Aside from the huge increase in size, the main innovation of GPT-3 was “few-shot learning,” the capability to perform tasks it wasn’t trained for. The paper that introduced GPT-3 was titled “Language Models are Few-Shot Learners” and stated: “Here we show that scaling up language models greatly improves task-agnostic, few-shot performance [emphasis mine], sometimes even reaching competitiveness with prior state-of-the-art fine-tuning approaches.”

Basically, the premise was a large-enough model trained on a large corpus of text can match or outperform several models that are specialized for specific tasks.

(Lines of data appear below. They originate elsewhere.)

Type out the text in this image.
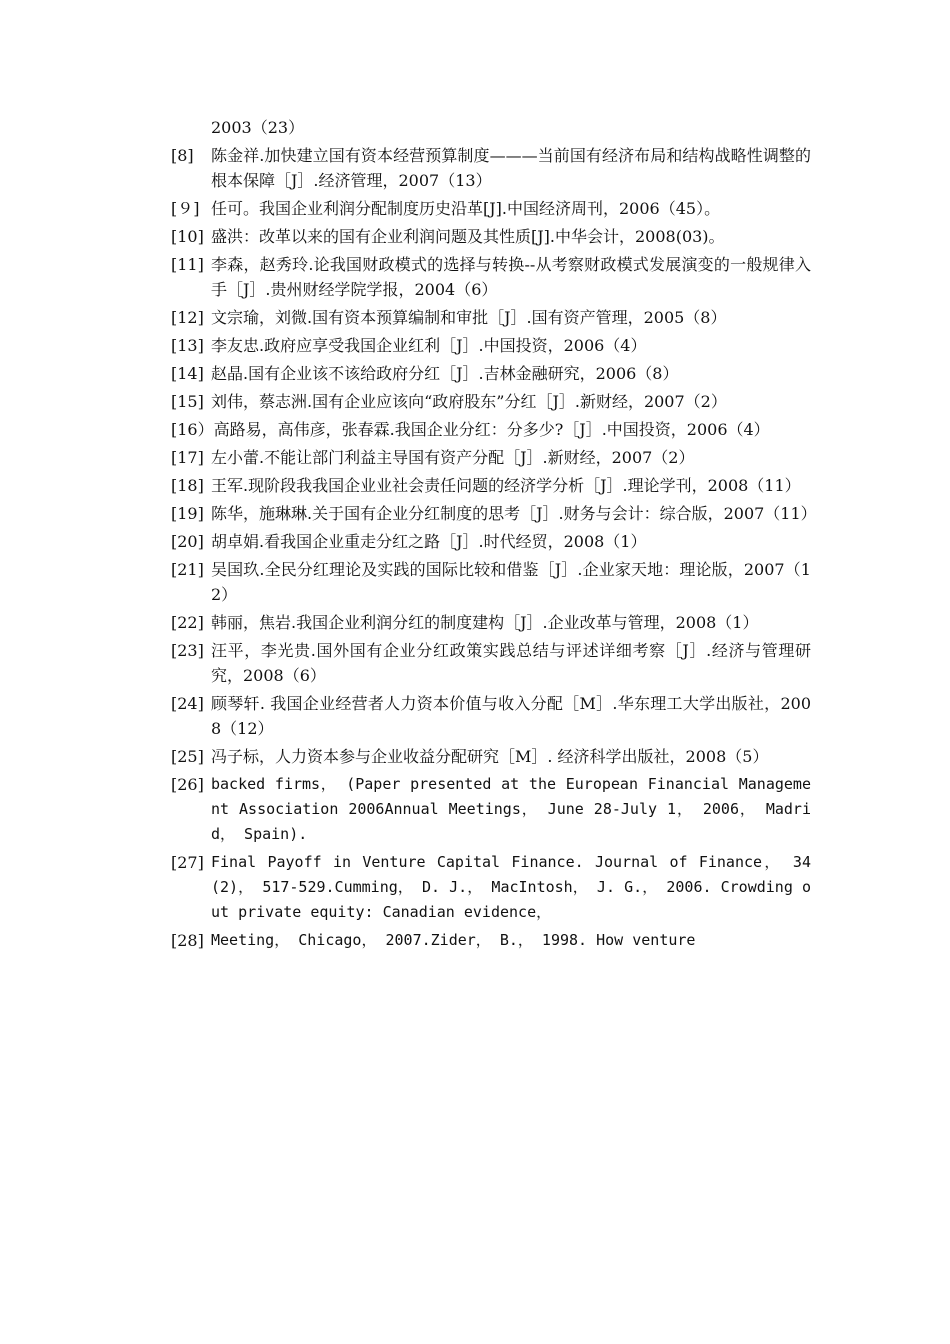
2003（23）
[8]	陈金祥.加快建立国有资本经营预算制度———当前国有经济布局和结构战略性调整的根本保障［J］.经济管理，2007（13）
[９] 任可。我国企业利润分配制度历史沿革[J].中国经济周刊，2006（45）。
[10] 盛洪：改革以来的国有企业利润问题及其性质[J].中华会计，2008(03)。
[11] 李森，赵秀玲.论我国财政模式的选择与转换--从考察财政模式发展演变的一般规律入手［J］.贵州财经学院学报，2004（6）
[12] 文宗瑜，刘微.国有资本预算编制和审批［J］.国有资产管理，2005（8）
[13] 李友忠.政府应享受我国企业红利［J］.中国投资，2006（4）
[14] 赵晶.国有企业该不该给政府分红［J］.吉林金融研究，2006（8）
[15] 刘伟，蔡志洲.国有企业应该向“政府股东”分红［J］.新财经，2007（2）
[16） 高路易，高伟彦，张春霖.我国企业分红：分多少?［J］.中国投资，2006（4）
[17] 左小蕾.不能让部门利益主导国有资产分配［J］.新财经，2007（2）
[18] 王军.现阶段我我国企业业社会责任问题的经济学分析［J］.理论学刊，2008（11）
[19] 陈华，施琳琳.关于国有企业分红制度的思考［J］.财务与会计：综合版，2007（11）
[20] 胡卓娟.看我国企业重走分红之路［J］.时代经贸，2008（1）
[21] 吴国玖.全民分红理论及实践的国际比较和借鉴［J］.企业家天地：理论版，2007（12）
[22] 韩丽，焦岩.我国企业利润分红的制度建构［J］.企业改革与管理，2008（1）
[23] 汪平，李光贵.国外国有企业分红政策实践总结与评述详细考察［J］.经济与管理研究，2008（6）
[24] 顾琴轩. 我国企业经营者人力资本价值与收入分配［M］.华东理工大学出版社，2008（12）
[25] 冯子标，人力资本参与企业收益分配研究［M］. 经济科学出版社，2008（5）
[26] backed firms， (Paper presented at the European Financial Management Association 2006Annual Meetings， June 28-July 1， 2006， Madrid， Spain).
[27] Final Payoff in Venture Capital Finance. Journal of Finance， 34(2)， 517-529.Cumming， D. J.， MacIntosh， J. G.， 2006. Crowding out private equity: Canadian evidence，
[28] Meeting， Chicago， 2007.Zider， B.， 1998. How venture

But according to the new paper by OpenAI, none of the various versions of GPT-3 were able to solve any of the coding problems used to evaluate Codex. To be fair, there were no coding samples in GPT-3’s training dataset, so we can’t expect it to be able to code. But the OpenAI scientists also tested GPT-J, a 6 billion-parameter model trained on The Pile, an 800-gigabyte dataset that includes 95 gigabytes of GitHub and 32 gigabytes of StackExchange data. Opesolved 11.4 percent of the coding problems. Codex, a version of GPT-3’s 12-billion parameter fine-tuned on 159 gigabytes of code examples from GitHub, solved 28.8 percent of the problems. A separate version of Codex, called Codex-S, which was fine-tuned through supervised learning boosted the performance to 37.7 percent (other GPT and Codex models are trained through unsupervised learning).

Codex can solve a large number of coding challenges. A version of the model finetuned with supervised learning (Codex-S) further improves performance.